Wednesday, January 30, 2013

BABES IN TOYLAND (1934)



PHENOMENALITY: *marvelous*
MYTHICITY: *poor*
FRYEAN MYTHOS: *comedy*
CAMPBELLIAN FUNCTION: *sociological*


Subsequent to writing my review of the 1961 BABES IN TOYLAND, I did a little reading on earlier versions of the Victor Herbert operetta.  Neither the 1934 nor the 1961 film versions follow any version of the stage-play very closely, but the Disney film resembles the operetta in one sizeable respect.  The 1903 stage version of BABES concerns the protagonists journeying from a vague "Mother Gooseland"-- where many of the nursery-rhyme characters live-- to the titular "Toyland," and the 1961 BABES keeps this distinction.

In contrast, in 1934's version Toyland is the same as the village of Mother Goose-ites, and the Toymaker is a leading citizen there. Rather than being a would-be Santa Claus himself, the Toymaker's factory turns out orders for the "jolly old elf" himself.  From the summaries I've read, this MGM film was the first time the property became dominantly associated with Christmas themes, though Santa only appears briefly, to take issue with a botched order.

The sources of that mistake are the central characters of the film, who have been inserted in order to play up the headliner comedians: Stannie Dunn (Stan Laurel) and Ollie Dee (Oliver Hardy).  There can be little doubt that the operetta is heavily rewritten to spotlight these comedians.
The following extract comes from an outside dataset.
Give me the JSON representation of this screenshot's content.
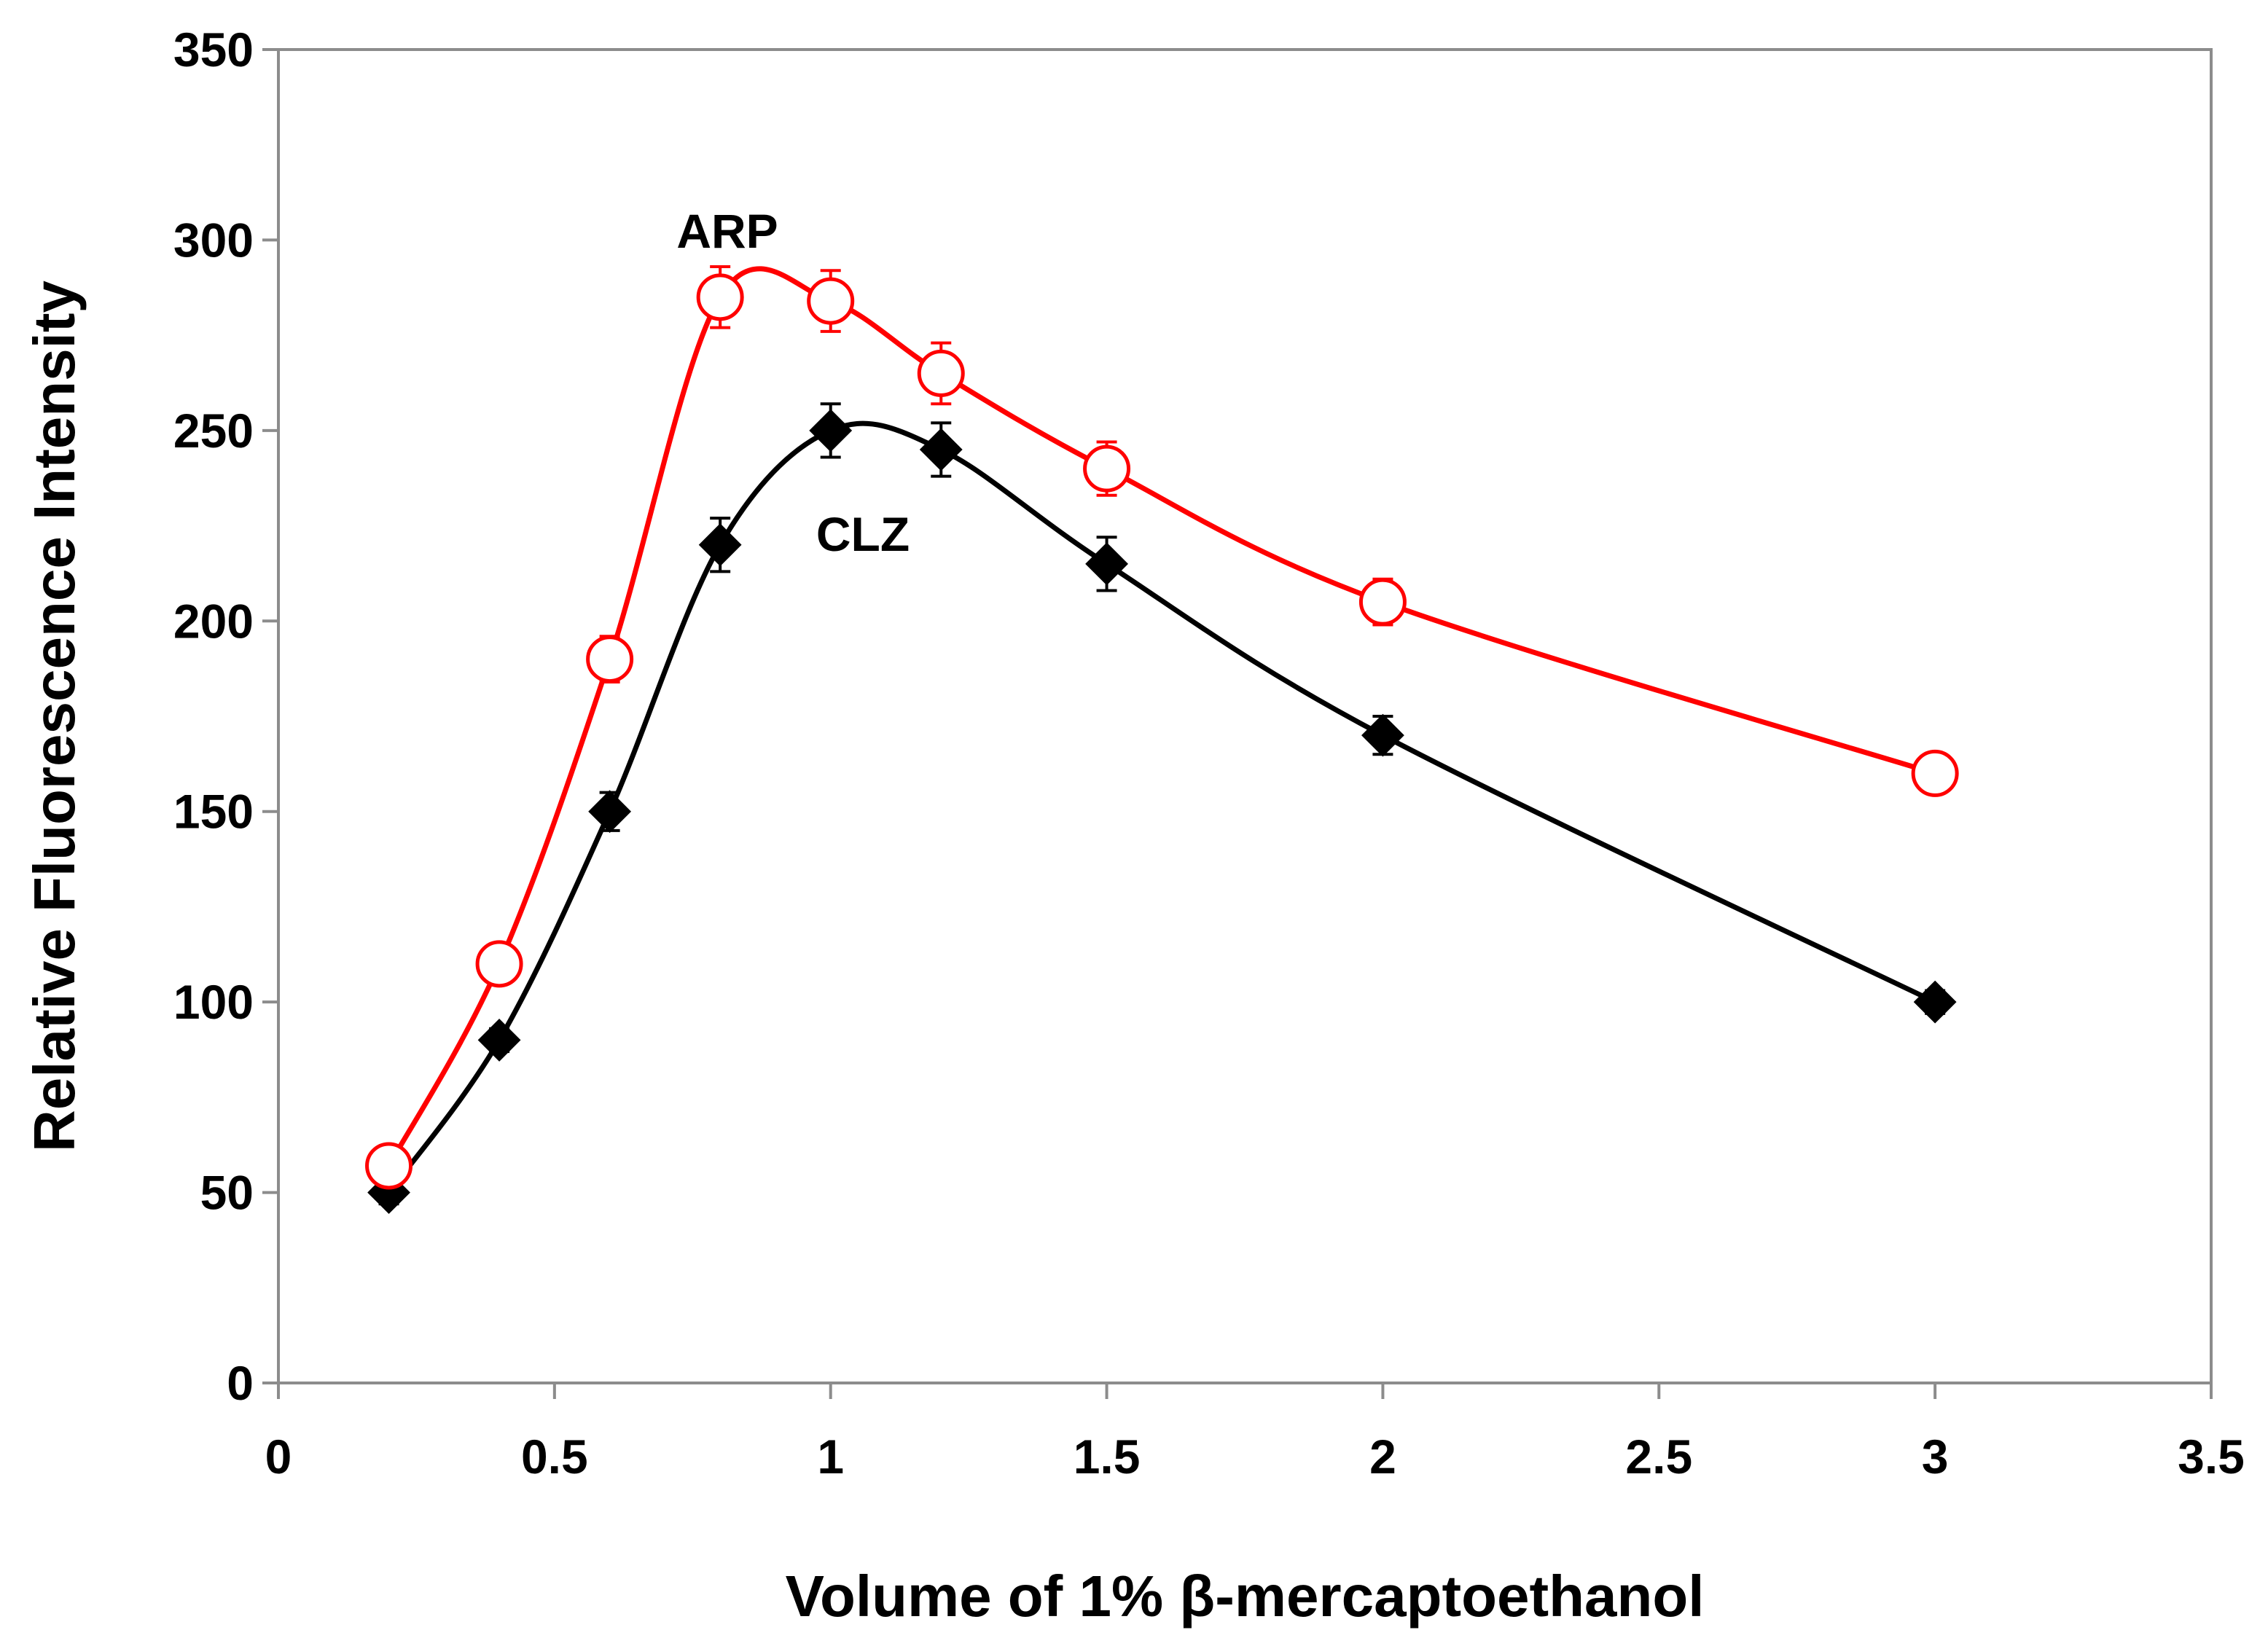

The MGM producers throw in a sizeable amount of operetta-music, most of which hailed from the stage-play-- though these tunes didn't impress me much more than those chosen for the 1961 remake.
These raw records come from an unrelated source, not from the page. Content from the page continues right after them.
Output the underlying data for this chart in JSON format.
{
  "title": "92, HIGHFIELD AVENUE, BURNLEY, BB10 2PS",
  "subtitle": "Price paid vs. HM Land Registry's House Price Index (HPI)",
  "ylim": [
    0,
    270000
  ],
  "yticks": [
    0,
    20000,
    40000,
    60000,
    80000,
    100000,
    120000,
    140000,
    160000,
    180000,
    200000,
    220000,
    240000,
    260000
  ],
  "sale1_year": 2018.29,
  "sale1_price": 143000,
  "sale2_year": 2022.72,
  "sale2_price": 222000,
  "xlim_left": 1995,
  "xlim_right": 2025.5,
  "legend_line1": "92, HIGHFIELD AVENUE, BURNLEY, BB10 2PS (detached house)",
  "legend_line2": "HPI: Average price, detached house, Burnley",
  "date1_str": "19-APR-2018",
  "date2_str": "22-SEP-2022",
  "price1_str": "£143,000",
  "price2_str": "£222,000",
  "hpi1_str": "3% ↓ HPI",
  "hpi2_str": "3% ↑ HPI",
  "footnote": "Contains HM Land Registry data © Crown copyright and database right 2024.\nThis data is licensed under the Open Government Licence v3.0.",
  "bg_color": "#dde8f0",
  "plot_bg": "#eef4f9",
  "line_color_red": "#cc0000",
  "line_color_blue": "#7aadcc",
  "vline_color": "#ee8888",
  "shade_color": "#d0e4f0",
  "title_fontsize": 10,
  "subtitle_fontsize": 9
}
Stannie and Ollie are fired by the Toymaker for their error, but as in many of their previous features, they end up lending assistance to others even less fortunate.  Because the duo rooms at the home of the Old Woman Who Lives in the Shoe, they bear witness to the attempts of evil banker Barnaby to force the Old Woman's daughter, Little Bo Peep, to marry him and forsake her true love Tom Tom the Piper's Son.  In contrast to both the stage-play and the Disney version, Barnaby is in no way motivated by anyone's inheritance: apparently he wants to marry Bo Peep out of plain old lust.

Stannie and Ollie try to help by stealing the Old Woman's mortgage from Barnaby's house.  They fail and Barnaby threatens to have them put in prison.  To save the well meaning dopes, Bo Peep vows to marry the villain.  The "boys" later redeem themselves by hoaxing Barnaby into marrying the wrong party after he's surrendered the mortgage.
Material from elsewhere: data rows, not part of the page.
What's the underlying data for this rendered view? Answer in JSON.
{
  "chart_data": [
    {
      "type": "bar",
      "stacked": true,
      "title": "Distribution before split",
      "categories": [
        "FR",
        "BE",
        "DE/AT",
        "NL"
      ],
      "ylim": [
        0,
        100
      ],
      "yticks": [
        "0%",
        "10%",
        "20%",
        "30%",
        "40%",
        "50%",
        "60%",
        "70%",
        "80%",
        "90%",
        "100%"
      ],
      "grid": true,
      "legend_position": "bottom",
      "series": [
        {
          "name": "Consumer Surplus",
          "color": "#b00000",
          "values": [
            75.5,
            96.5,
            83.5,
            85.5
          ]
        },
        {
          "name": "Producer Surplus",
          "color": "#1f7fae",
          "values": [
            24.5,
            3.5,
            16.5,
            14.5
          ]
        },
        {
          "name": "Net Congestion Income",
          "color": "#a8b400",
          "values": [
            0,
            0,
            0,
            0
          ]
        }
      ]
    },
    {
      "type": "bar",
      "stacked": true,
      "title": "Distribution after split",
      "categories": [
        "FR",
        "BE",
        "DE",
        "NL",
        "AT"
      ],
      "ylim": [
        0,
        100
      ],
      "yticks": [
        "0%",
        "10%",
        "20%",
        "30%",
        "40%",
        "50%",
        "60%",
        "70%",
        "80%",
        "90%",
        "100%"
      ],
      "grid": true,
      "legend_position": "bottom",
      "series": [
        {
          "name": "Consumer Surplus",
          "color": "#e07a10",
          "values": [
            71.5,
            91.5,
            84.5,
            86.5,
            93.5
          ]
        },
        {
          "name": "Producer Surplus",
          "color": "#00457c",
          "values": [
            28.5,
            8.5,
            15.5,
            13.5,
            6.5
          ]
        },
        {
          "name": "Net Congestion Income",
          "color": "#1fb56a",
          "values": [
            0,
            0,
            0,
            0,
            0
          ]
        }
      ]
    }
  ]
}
Barnaby retaliates with a scheme to imprison Tom Tom, and he succeeds temporarily, causing the hero to be exiled to a fiend-haunted cavern.  Bo Peep follows him.  The boys manage to expose the villain's perfidy, and he too flees to the cavern.  Tom and Tom and Barnaby fight, but Barnaby trumps the good guys.  For absolutely no reason, Barnaby is suddenly able to enlist the aid of the cavern's monster-men inhabitants, "the Boogeymen," and the villain leads them in an assault on Toyland.  The invading army is turned, however, thanks to the fortunate folly of Stannie and Ollie, in which they constructed a brigade of oversized toy soldiers.  Barnaby and his allies are routed, the cooing lovebirds are reunited, and the film ends with the usual slapstick embarassment of Oliver Hardy's character.

Neither the story nor the Laurel-and-Hardy team-- far from my favorite comedians-- make TOYLAND much of a viewing experience for me.